2. History of Benton County, Indiana. Vol. III, by Elmore Barce and Ray Jones. Benton Review Shop, 1931. p. 47.
3. A history of Clarke County, Ohio, published in 1881, mentions a "Dr. Stemble" as one of the earliest doctors to practice medicine in Pike Township of that county (Pike Twp. Is just northwest of the city of Springfield).
4. Williams, D. McA., "Biography of Dr. Theophilus Stembel," published in the Benton Review, Oxford, Indiana, ca 1899.
5. Barce and Jones. History of Benton County, Vol. III. p. 22.
6. Barce and Jones. History of Benton County, Vol. III. p. 48.
8. Ibid., p. 47.
11. Williams, D. McA., Benton Review.
12. Barce and Jones. p. 47.
13. This is from an undated letter (given to me in 1983) written by Audrey Stembel, Theophilus' great-granddaughter.
14. Mary bore their first (and only) child in January of 1890, I surmise they were married sometime in 1888 or 1889.
15. Stembel, Ruth Baldwin. The Baldwin Heritage. Self-published, ca. 1964. A bound copy can be found in the Library of Congress.
16. The book referred to here is Born To Be Damned, Tapestry of a Gay Man. AuthorHouse, Bloomington, Indiana. 2010. Available from Google Books. The Chapter about Byron "Doc" Stembel is titled "An Adoptive Family."

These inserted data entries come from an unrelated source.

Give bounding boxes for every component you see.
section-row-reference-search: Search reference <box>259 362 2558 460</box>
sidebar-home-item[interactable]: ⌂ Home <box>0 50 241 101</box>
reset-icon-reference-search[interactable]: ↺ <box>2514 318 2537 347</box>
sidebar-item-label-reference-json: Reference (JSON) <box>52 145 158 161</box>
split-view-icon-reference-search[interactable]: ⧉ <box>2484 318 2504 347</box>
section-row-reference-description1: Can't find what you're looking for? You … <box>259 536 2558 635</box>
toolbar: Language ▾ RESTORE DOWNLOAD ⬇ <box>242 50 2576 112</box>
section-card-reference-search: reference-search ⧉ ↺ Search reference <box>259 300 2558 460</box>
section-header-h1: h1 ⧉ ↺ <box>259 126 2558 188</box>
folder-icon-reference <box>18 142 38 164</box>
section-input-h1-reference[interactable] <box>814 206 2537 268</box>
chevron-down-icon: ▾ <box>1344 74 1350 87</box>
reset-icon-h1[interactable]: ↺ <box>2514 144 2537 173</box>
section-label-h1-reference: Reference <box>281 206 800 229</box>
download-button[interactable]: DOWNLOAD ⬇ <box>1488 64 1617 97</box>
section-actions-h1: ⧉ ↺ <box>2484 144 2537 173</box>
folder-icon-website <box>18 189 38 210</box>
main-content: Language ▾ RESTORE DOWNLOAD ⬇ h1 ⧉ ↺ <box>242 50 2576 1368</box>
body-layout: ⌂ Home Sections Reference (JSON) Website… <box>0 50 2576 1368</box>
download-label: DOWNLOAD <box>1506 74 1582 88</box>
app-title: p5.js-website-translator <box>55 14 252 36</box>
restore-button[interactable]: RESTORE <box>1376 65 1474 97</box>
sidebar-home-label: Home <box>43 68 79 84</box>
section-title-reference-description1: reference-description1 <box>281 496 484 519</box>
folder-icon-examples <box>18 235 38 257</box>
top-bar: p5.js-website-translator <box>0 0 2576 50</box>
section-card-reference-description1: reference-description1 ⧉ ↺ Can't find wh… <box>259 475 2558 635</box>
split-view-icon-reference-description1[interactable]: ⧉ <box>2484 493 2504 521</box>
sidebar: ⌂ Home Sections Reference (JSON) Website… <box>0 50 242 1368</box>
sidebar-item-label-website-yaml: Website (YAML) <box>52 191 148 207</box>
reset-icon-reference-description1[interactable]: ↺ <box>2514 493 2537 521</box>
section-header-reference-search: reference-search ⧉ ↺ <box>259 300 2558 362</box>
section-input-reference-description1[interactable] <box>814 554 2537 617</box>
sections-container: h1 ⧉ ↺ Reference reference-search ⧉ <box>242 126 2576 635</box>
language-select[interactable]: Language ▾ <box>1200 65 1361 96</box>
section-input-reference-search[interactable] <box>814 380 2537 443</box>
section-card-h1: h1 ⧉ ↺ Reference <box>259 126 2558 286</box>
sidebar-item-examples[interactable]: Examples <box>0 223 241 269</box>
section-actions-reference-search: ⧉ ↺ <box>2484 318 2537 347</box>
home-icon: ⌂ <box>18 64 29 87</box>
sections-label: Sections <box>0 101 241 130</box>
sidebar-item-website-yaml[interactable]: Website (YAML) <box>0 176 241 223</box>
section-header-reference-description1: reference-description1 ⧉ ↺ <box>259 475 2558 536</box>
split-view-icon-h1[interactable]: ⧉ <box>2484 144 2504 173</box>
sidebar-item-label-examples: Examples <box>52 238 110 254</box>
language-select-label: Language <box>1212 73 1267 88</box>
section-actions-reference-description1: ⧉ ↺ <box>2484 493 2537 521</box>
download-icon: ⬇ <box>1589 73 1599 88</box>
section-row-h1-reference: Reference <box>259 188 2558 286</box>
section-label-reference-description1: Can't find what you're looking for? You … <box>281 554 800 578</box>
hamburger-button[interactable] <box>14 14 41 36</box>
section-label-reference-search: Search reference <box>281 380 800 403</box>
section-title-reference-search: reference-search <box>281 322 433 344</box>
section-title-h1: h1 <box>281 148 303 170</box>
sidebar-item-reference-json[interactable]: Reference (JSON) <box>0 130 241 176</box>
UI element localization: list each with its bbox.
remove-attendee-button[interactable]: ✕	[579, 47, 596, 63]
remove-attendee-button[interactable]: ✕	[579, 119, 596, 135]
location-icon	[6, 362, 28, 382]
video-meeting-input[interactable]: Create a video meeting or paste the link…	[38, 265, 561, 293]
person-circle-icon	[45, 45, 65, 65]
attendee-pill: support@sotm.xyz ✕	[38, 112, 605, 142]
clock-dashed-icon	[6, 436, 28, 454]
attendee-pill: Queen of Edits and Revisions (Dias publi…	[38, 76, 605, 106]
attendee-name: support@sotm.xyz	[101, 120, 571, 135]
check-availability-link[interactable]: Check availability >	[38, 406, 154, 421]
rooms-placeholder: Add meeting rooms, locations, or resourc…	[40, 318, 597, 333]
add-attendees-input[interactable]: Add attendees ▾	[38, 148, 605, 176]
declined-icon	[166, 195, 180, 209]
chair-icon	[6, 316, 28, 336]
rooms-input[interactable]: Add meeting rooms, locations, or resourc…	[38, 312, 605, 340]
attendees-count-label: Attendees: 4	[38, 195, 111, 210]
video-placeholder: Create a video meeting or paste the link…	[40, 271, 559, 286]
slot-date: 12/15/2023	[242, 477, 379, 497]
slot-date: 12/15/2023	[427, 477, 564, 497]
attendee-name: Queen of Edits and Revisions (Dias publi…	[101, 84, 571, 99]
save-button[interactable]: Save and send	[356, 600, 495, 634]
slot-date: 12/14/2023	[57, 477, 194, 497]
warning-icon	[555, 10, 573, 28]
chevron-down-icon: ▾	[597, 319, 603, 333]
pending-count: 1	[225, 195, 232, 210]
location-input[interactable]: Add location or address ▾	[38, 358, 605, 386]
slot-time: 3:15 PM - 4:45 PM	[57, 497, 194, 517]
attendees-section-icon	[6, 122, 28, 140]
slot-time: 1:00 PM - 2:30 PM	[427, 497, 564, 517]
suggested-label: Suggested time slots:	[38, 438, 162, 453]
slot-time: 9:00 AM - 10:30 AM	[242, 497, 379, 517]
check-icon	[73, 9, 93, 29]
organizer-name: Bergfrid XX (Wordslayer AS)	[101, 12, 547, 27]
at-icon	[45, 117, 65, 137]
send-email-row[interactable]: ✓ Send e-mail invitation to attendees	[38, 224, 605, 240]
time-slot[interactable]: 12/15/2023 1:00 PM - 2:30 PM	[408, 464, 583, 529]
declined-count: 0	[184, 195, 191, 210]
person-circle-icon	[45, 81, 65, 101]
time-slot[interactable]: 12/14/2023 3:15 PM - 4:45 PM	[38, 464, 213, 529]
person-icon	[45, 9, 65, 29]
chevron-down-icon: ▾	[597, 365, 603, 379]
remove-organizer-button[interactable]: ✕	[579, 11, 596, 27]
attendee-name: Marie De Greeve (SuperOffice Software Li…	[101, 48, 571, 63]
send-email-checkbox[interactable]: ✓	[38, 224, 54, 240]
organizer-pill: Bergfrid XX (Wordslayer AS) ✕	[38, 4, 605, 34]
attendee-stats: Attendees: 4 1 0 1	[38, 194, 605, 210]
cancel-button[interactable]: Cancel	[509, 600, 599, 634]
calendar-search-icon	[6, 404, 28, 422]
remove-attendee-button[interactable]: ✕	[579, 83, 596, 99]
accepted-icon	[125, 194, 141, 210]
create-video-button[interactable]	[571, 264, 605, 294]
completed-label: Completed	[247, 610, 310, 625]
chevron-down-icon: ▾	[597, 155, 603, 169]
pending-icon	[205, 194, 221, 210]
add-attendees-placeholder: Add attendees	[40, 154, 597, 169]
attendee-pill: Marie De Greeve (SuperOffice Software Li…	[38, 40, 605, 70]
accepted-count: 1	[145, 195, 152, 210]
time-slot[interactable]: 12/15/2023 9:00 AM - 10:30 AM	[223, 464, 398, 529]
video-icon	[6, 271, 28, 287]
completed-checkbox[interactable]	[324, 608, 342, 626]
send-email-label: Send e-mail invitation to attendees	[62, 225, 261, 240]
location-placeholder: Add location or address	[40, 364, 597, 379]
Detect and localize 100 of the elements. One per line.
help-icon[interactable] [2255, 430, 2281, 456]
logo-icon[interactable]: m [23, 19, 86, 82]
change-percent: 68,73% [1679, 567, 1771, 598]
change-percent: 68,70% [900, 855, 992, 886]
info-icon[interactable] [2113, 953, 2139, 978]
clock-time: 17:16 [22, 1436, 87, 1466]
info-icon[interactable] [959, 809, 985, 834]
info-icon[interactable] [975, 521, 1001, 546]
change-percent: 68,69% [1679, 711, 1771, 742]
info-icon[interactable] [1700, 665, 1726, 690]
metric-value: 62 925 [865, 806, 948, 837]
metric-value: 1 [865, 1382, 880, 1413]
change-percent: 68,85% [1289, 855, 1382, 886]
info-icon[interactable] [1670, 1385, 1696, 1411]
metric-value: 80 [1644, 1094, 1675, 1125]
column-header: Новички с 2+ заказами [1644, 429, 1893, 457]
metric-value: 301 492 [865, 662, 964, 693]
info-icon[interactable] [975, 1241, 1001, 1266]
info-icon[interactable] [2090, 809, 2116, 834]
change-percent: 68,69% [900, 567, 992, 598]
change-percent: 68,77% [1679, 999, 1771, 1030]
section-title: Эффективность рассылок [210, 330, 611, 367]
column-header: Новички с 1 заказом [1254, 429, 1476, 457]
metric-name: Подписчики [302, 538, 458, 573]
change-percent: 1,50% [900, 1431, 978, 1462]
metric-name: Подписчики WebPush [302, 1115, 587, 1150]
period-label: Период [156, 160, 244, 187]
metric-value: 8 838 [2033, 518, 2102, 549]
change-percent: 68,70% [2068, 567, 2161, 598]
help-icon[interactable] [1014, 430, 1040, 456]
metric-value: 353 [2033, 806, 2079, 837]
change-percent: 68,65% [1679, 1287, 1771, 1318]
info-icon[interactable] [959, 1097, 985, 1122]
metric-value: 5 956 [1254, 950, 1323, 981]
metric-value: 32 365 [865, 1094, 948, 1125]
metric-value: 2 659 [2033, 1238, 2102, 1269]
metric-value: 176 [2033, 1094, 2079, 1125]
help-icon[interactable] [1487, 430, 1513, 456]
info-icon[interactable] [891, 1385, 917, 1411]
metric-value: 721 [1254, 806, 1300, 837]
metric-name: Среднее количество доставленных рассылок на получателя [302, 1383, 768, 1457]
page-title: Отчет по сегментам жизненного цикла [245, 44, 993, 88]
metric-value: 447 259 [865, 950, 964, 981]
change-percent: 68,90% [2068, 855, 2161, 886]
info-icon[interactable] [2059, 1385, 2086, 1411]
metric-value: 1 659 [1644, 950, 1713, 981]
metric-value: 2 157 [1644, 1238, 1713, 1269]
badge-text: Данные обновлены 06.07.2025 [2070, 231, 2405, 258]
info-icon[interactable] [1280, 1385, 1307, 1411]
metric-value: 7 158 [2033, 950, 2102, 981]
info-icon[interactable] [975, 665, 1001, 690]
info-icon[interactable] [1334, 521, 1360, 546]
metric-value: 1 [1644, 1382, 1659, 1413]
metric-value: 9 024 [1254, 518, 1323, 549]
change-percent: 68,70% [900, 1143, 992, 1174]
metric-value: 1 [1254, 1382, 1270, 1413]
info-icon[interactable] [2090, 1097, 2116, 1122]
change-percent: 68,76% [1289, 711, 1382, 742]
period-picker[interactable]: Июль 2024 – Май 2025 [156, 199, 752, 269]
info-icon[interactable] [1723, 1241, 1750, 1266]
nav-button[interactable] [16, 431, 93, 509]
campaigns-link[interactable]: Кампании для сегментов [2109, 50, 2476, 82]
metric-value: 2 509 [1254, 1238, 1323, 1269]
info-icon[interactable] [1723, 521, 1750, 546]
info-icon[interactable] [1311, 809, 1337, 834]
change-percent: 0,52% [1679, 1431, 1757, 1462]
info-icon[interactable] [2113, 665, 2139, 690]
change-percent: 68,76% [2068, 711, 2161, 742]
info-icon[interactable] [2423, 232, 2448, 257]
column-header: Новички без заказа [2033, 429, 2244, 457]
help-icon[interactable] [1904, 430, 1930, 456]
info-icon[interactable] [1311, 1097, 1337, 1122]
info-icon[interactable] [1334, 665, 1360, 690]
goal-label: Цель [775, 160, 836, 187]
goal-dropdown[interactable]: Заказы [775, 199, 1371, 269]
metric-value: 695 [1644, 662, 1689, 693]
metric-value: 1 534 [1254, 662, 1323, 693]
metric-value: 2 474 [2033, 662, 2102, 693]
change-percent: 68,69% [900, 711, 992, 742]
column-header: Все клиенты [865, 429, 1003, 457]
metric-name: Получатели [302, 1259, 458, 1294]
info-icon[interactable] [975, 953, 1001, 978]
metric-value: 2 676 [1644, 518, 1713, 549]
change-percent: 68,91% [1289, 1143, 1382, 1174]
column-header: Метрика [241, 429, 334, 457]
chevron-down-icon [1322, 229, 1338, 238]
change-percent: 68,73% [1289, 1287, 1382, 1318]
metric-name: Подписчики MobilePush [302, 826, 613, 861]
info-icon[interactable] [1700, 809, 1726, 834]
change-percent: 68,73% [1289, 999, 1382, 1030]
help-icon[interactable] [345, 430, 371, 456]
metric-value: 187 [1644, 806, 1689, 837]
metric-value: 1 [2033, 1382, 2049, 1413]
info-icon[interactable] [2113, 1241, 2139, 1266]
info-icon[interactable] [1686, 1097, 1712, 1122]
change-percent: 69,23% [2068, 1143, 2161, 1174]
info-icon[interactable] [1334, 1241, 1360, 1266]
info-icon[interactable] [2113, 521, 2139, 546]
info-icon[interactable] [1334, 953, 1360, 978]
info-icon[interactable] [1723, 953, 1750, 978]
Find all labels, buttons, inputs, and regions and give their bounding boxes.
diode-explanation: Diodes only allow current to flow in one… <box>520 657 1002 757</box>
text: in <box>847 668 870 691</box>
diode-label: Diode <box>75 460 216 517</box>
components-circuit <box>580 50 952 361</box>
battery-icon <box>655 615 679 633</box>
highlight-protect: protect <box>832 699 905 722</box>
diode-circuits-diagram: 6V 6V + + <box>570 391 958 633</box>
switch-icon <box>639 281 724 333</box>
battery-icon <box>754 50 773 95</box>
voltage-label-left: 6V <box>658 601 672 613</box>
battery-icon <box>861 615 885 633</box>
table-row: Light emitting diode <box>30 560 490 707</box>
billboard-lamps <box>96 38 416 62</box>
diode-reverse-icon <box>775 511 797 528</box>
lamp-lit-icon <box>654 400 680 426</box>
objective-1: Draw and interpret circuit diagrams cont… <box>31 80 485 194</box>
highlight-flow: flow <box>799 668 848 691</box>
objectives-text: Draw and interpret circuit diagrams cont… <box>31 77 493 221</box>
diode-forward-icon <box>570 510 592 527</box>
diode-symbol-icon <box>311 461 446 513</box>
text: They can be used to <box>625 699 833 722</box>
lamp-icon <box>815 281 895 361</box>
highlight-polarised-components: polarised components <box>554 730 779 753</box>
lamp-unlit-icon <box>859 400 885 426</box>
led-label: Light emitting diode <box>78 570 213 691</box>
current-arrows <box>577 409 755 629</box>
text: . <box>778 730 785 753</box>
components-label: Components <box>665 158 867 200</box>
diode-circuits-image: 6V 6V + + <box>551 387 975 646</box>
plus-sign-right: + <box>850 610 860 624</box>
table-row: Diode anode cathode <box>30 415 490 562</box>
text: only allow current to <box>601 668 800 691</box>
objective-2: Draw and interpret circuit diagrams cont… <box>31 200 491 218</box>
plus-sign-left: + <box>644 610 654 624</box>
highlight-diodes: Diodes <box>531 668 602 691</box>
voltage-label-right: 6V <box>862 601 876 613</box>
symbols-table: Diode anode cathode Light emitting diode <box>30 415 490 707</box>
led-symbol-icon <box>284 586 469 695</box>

17. Byron was married four times and had three children. This writer has been in touch with relatives who knew Byron, plus I've read the book by the young man who wrote the book detailing his years being part of Byron's family, and it's interesting the wide range of opinions others had of him. Evidently his first two marriages and the children from those marriages left some raw feelings when he left. On the other hand, others have written me praising him as a wonderful husband/father/uncle, etc. The passages from the book by B.A. Butts describing how kind Byron (Doc) was to him, not written to this writer, but to a wider audience, are impressive: "Doc let me drive their new 1962 Chevrolet before he did Kay. He trusted me. Doc is the man who taught me how to drive on the highway, not my father. It was my first experience with a father-son relationship and was very special for me. Doc talked to me and showed me how to do things a boy should know how to do. He actually seemed to enjoy my company. I felt like a respectable, trusted young man for the first time in my life."
18. From Earl's obituary. Newspaper and date unknown. Sent to me by Maurice Paul Roberts, descendent of Isabelle Stembel.
19. Birch, Jesse Setlington, History of Benton County and Historic Oxford, ca 1929. p. 329.
20. From the obituary of Clarence J. Stembel, published March 12, 1990. Newspaper unknown.
21. Elbert's son, Clarence, told me a story about Jerome. Evidently one winter Jerome got caught in a blinding blizzard. While trying to get home his horse died. Since he was closer to town than his home, he headed to town on foot. Before he reached town his shoes got soaked with water and then froze to his feet. He finally stopped and built a fire and placed his shoes next to the fire to thaw. Exhausted, he fell asleep, however, and when he woke his shoes had burned. Luckily, a cowboy came along and gave him a ride into town.